I had a 5K i was doing with a bunch of friends and my now Fiance, and my parents came to watch….while I was getting ready my dad and now Fiance went to grab a coffee…
He said to my dad “So since you said it was okay for smcs’s sister’s now Fiance to marry her, I figure you’ll think it’s okay for smcs to marry me….”
My dad was like “yeah”
SOO romantic…lol…but my dad really appreciated the effort anyways…..if it wasn’t for the fact that my sis’s Fiance asked our entire family he never would have done it…..but it was out of respect of my dad…..
On second thought: there’s a good chance my dad said “what the f do you want to get married for..” LOL
Post # 127
- Wedding: July 2012 - Baltimore Museum of Industry
Yep- I gave him a heads up almost a year prior that it would mean a lot to both me and my Dad if he asked for his blessing. I’m the only girl AND the “baby” (at 40!), so it was a must!
Post # 128
No he didn’t – because I asked my Fiance to marry me 😉
Most men don’t do that anymore around here – most of the young people live alone for a long time before they get engaged are independent in every way – instead an announcement is usually made at a family dinner or gathering.

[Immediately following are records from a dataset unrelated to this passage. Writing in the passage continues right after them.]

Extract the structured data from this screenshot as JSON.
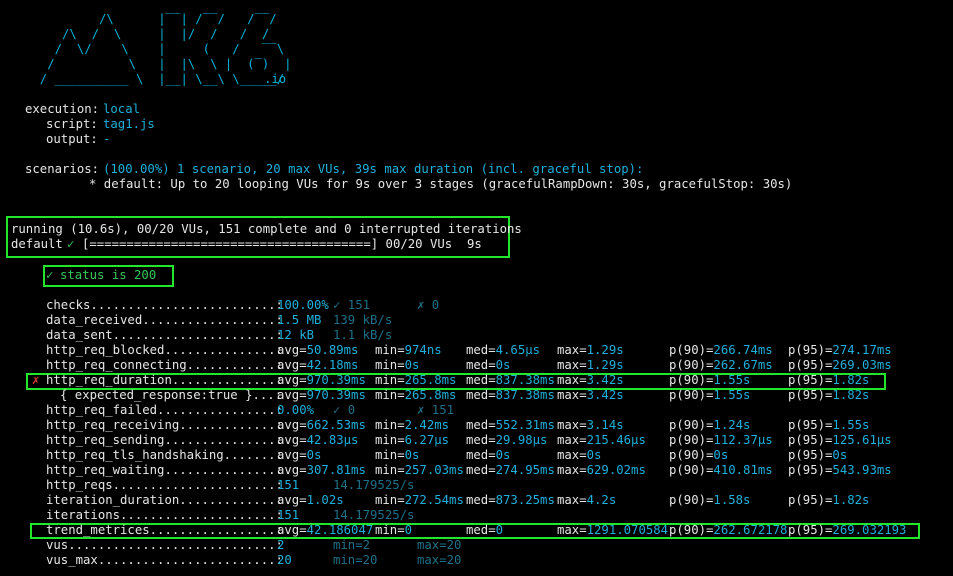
{
  "colors": {
    "background": "#000000",
    "text": "#e6e6e6",
    "cyan": "#1fb0d9",
    "dim_cyan": "#1e6f87",
    "highlight_box": "#22e62b",
    "check_green": "#34c759",
    "fail_red": "#e23b3b"
  },
  "logo": {
    "lines": [
      "          /\\      |‾‾| /‾‾/   /‾‾/",
      "     /\\  /  \\     |  |/  /   /  /",
      "    /  \\/    \\    |     (   /   ‾‾\\",
      "   /          \\   |  |\\  \\ |  (‾)  |",
      "  / __________ \\  |__| \\__\\ \\_____/"
    ],
    "suffix": ".io"
  },
  "execution": {
    "execution_label": "execution:",
    "execution_value": "local",
    "script_label": "script:",
    "script_value": "tag1.js",
    "output_label": "output:",
    "output_value": "-"
  },
  "scenarios": {
    "label": "scenarios:",
    "summary": "(100.00%) 1 scenario, 20 max VUs, 39s max duration (incl. graceful stop):",
    "detail": "* default: Up to 20 looping VUs for 9s over 3 stages (gracefulRampDown: 30s, gracefulStop: 30s)"
  },
  "run_status": {
    "line1": "running (10.6s), 00/20 VUs, 151 complete and 0 interrupted iterations",
    "name": "default",
    "check": "✓",
    "progress": "[======================================] 00/20 VUs  9s"
  },
  "check_result": {
    "mark": "✓",
    "text": "status is 200"
  },
  "metrics": [
    {
      "name": "checks",
      "dots": "checks.........................:",
      "cols": [
        {
          "text": "100.00%",
          "style": "cyan"
        },
        {
          "text": "✓ 151",
          "style": "dim"
        },
        {
          "text": "✗ 0",
          "style": "dim"
        }
      ]
    },
    {
      "name": "data_received",
      "dots": "data_received..................:",
      "cols": [
        {
          "text": "1.5 MB",
          "style": "cyan"
        },
        {
          "text": "139 kB/s",
          "style": "dim"
        }
      ]
    },
    {
      "name": "data_sent",
      "dots": "data_sent......................:",
      "cols": [
        {
          "text": "12 kB",
          "style": "cyan"
        },
        {
          "text": "1.1 kB/s",
          "style": "dim"
        }
      ]
    },
    {
      "name": "http_req_blocked",
      "dots": "http_req_blocked...............:",
      "trend": [
        "avg=50.89ms",
        "min=974ns",
        "med=4.65µs",
        "max=1.29s",
        "p(90)=266.74ms",
        "p(95)=274.17ms"
      ]
    },
    {
      "name": "http_req_connecting",
      "dots": "http_req_connecting............:",
      "trend": [
        "avg=42.18ms",
        "min=0s",
        "med=0s",
        "max=1.29s",
        "p(90)=262.67ms",
        "p(95)=269.03ms"
      ]
    },
    {
      "name": "http_req_duration",
      "dots": "http_req_duration..............:",
      "fail": "✗",
      "trend": [
        "avg=970.39ms",
        "min=265.8ms",
        "med=837.38ms",
        "max=3.42s",
        "p(90)=1.55s",
        "p(95)=1.82s"
      ]
    },
    {
      "name": "expected_response",
      "dots": "{ expected_response:true }...:",
      "indent": true,
      "trend": [
        "avg=970.39ms",
        "min=265.8ms",
        "med=837.38ms",
        "max=3.42s",
        "p(90)=1.55s",
        "p(95)=1.82s"
      ]
    },
    {
      "name": "http_req_failed",
      "dots": "http_req_failed................:",
      "cols": [
        {
          "text": "0.00%",
          "style": "cyan"
        },
        {
          "text": "✓ 0",
          "style": "dim"
        },
        {
          "text": "✗ 151",
          "style": "dim"
        }
      ]
    },
    {
      "name": "http_req_receiving",
      "dots": "http_req_receiving.............:",
      "trend": [
        "avg=662.53ms",
        "min=2.42ms",
        "med=552.31ms",
        "max=3.14s",
        "p(90)=1.24s",
        "p(95)=1.55s"
      ]
    },
    {
      "name": "http_req_sending",
      "dots": "http_req_sending...............:",
      "trend": [
        "avg=42.83µs",
        "min=6.27µs",
        "med=29.98µs",
        "max=215.46µs",
        "p(90)=112.37µs",
        "p(95)=125.61µs"
      ]
    },
    {
      "name": "http_req_tls_handshaking",
      "dots": "http_req_tls_handshaking.......:",
      "trend": [
        "avg=0s",
        "min=0s",
        "med=0s",
        "max=0s",
        "p(90)=0s",
        "p(95)=0s"
      ]
    },
    {
      "name": "http_req_waiting",
      "dots": "http_req_waiting...............:",
      "trend": [
        "avg=307.81ms",
        "min=257.03ms",
        "med=274.95ms",
        "max=629.02ms",
        "p(90)=410.81ms",
        "p(95)=543.93ms"
      ]
    },
    {
      "name": "http_reqs",
      "dots": "http_reqs......................:",
      "cols": [
        {
          "text": "151",
          "style": "cyan"
        },
        {
          "text": "14.179525/s",
          "style": "dim"
        }
      ]
    },
    {
      "name": "iteration_duration",
      "dots": "iteration_duration.............:",
      "trend": [
        "avg=1.02s",
        "min=272.54ms",
        "med=873.25ms",
        "max=4.2s",
        "p(90)=1.58s",
        "p(95)=1.82s"
      ]
    },
    {
      "name": "iterations",
      "dots": "iterations.....................:",
      "cols": [
        {
          "text": "151",
          "style": "cyan"
        },
        {
          "text": "14.179525/s",
          "style": "dim"
        }
      ]
    },
    {
      "name": "trend_metrices",
      "dots": "trend_metrices.................:",
      "trend": [
        "avg=42.186047",
        "min=0",
        "med=0",
        "max=1291.070584",
        "p(90)=262.672178",
        "p(95)=269.032193"
      ]
    },
    {
      "name": "vus",
      "dots": "vus............................:",
      "cols": [
        {
          "text": "2",
          "style": "cyan"
        },
        {
          "text": "min=2",
          "style": "dim"
        },
        {
          "text": "max=20",
          "style": "dim"
        }
      ]
    },
    {
      "name": "vus_max",
      "dots": "vus_max........................:",
      "cols": [
        {
          "text": "20",
          "style": "cyan"
        },
        {
          "text": "min=20",
          "style": "dim"
        },
        {
          "text": "max=20",
          "style": "dim"
        }
      ]
    }
  ]
}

We are planning on announcing our engagement during a ball at an old castle in the woods we attend every year – so excited!
Post # 129
We’re not engaged yet, but I’ve made it very clear that I DO NOT want him asking my dad for permission. That tradition just seems so silly to me. It’s not his permission to give. It’s mine.
Post # 130
No, he didnt ask my Dad. But we were already living together, and already had kids together. So I think my Dad was just relieved when he finally heard the news.
Post # 131
Nope he didn’t ask my dad..it would’ve been weird if he had! But that’s just us 😛
Post # 132
I think it’s absolutely important that the man ask the father. I know of one too many stories where the Future Sister-In-Law has not asked, and in turn, has never really been accepted into the family. My SO is going to ask my father when the time is right. I love the tradition of it all 🙂
Post # 133
He didn’t, but I think that’s because I told him he didn’t have to. About a year ago, when we’d started talking about getting engaged, we were driving around and the Taylor Swift song Love Story came on the radio. When the lyric came on about how he asked her dad and she could go pick out a white dress, I joked and said something like “You’re gonna do that, right? Ask my dad?”

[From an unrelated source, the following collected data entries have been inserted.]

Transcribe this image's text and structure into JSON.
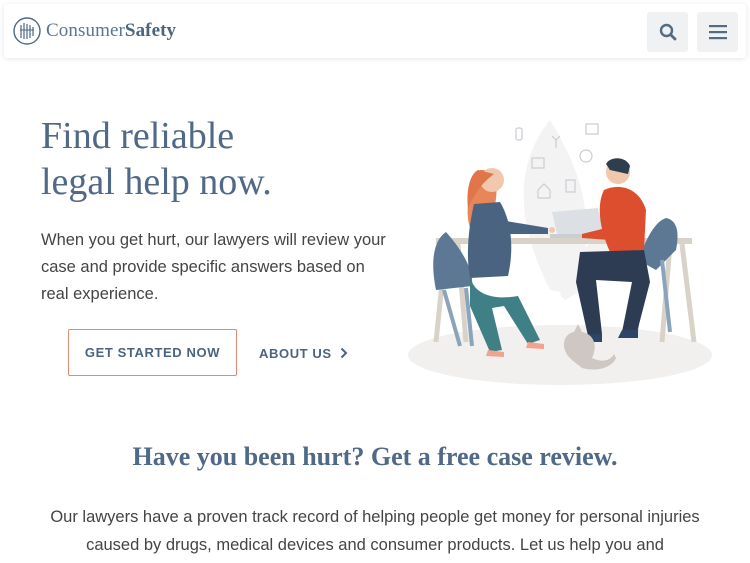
{
  "header": {
    "logo_light": "Consumer",
    "logo_bold": "Safety",
    "search_icon": "search-icon",
    "menu_icon": "hamburger-menu-icon"
  },
  "hero": {
    "title_line1": "Find reliable",
    "title_line2": "legal help now.",
    "body": "When you get hurt, our lawyers will review your case and provide specific answers based on real experience.",
    "cta_label": "GET STARTED NOW",
    "about_label": "ABOUT US"
  },
  "section": {
    "title": "Have you been hurt? Get a free case review.",
    "body": "Our lawyers have a proven track record of helping people get money for personal injuries caused by drugs, medical devices and consumer products. Let us help you and"
  },
  "colors": {
    "brand_blue": "#4f6987",
    "cta_border": "#e08a74",
    "header_button_bg": "#f0f1f2"
  }
}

He actually turned down the radio and looked at me (well, as much as he could while driving) and said “Do you really want me to ask your dad?” I hadn’t given it much thought up to that point, but said no.
My dad and I haven’t had the best relationship for the last few years since he left my mom. On top of that, I was 30 years old and had been on my own for the last five years. I told him that asking my mom would be a nice touch, but certainly wasn’t necessary.
Turns out he didn’t ask my mom either, but I’m totally ok with that. The first dinner I had with my dad after we got engaged, I made sure Fiance came so my dad could at least give us our blessing, but, no he didn’t ask beforehand.
Post # 134
She insisted, so I did.
Freakin’ painful. You ladies have no idea… lol
Also, in retrospect, it’s a little weird in this day and age of ‘equality’ that she wouldn’t do likewise with my parents.
Post # 135
I find the idea of asking the father both intrusive and incredibly offensive because of the origin of the tradition. I’m not property being traded for a dowry, and my parents have no place in my relationship with my husband.
Post # 136
My Fiance new how important it was to me for him to ask my parents for my hand in marriage. I am very close with my family and feel that it is a very respectful thing to do. I knew that my parents loved him, as did he, and knew that they would be elated when he asked me, whether he asked them or not. The one thing I didn’t know is how much it would mean to my dad. My Fiance definitely gained a ton of respect from my dad that day. My mom even told me that my dad teared up and was completely honored!